DISCUSS: Network Issues w/ Shade Airdrop - 2/21/22

Hello to the Secret community!

Yesterday afternoon (Feb 21, 2022) we started seeing impacted network performance stemming from the launch of the Shade airdrop. Things are already improving, but we want to explain what happened and what users can now expect. In this post, we’ll outline:

  1. What exactly happened
  2. Why these issues arose
  3. What fixes are being made now
  4. What improvements will be made longer term

Thanks to the SCRT Labs team for their contributions to this post. @Cashmaney @assafmo

What’s Happening?

On Feb 21, 2022 at around 11pm UTC the Shade protocol airdrop was launched, drawing a lot of attention to Secret Network.

As a part of their airdrop mechanism, Shade heavily utilized secp256k1 signature verification in their contracts, which is very computationally expensive.

These transactions are causing blocks to slow down due to the time required to compute each block, causing the mempool to fill up which delays the execution of transactions. A further effect of blocks that take a long time to compute is that queries are slowed down as well, as currently a node cannot both compute a block and serve a request.

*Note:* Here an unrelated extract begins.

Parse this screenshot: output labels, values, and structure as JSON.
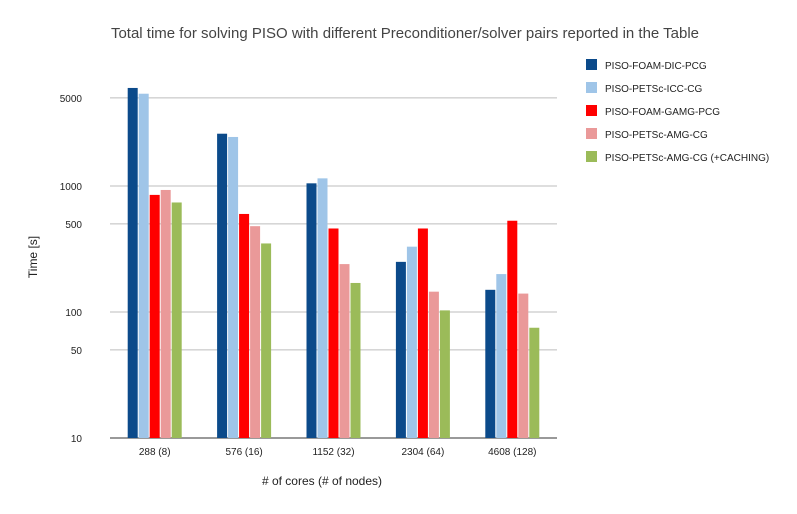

It’s important to realize that these were known issues, and we are already in the process of making improvements on both fronts.

Why Did This Happen?

The reason for the abnormal behavior is mostly due to nodes running an outdated WebAssembly engine, which does not handle long computations very efficiently. Also, gas calculations do not account for this inefficiency, which further compounds the issue.

What’s Being Done?

Firstly, we are in the final stages of testing a release which will greatly improve query performance - this will allow nodes to both serve many more requests, and lessen the impact of long block computations. This will help services like Keplr stay available during network-wide events. This will also not require a hard-fork, so node runners will be able to apply it immediately.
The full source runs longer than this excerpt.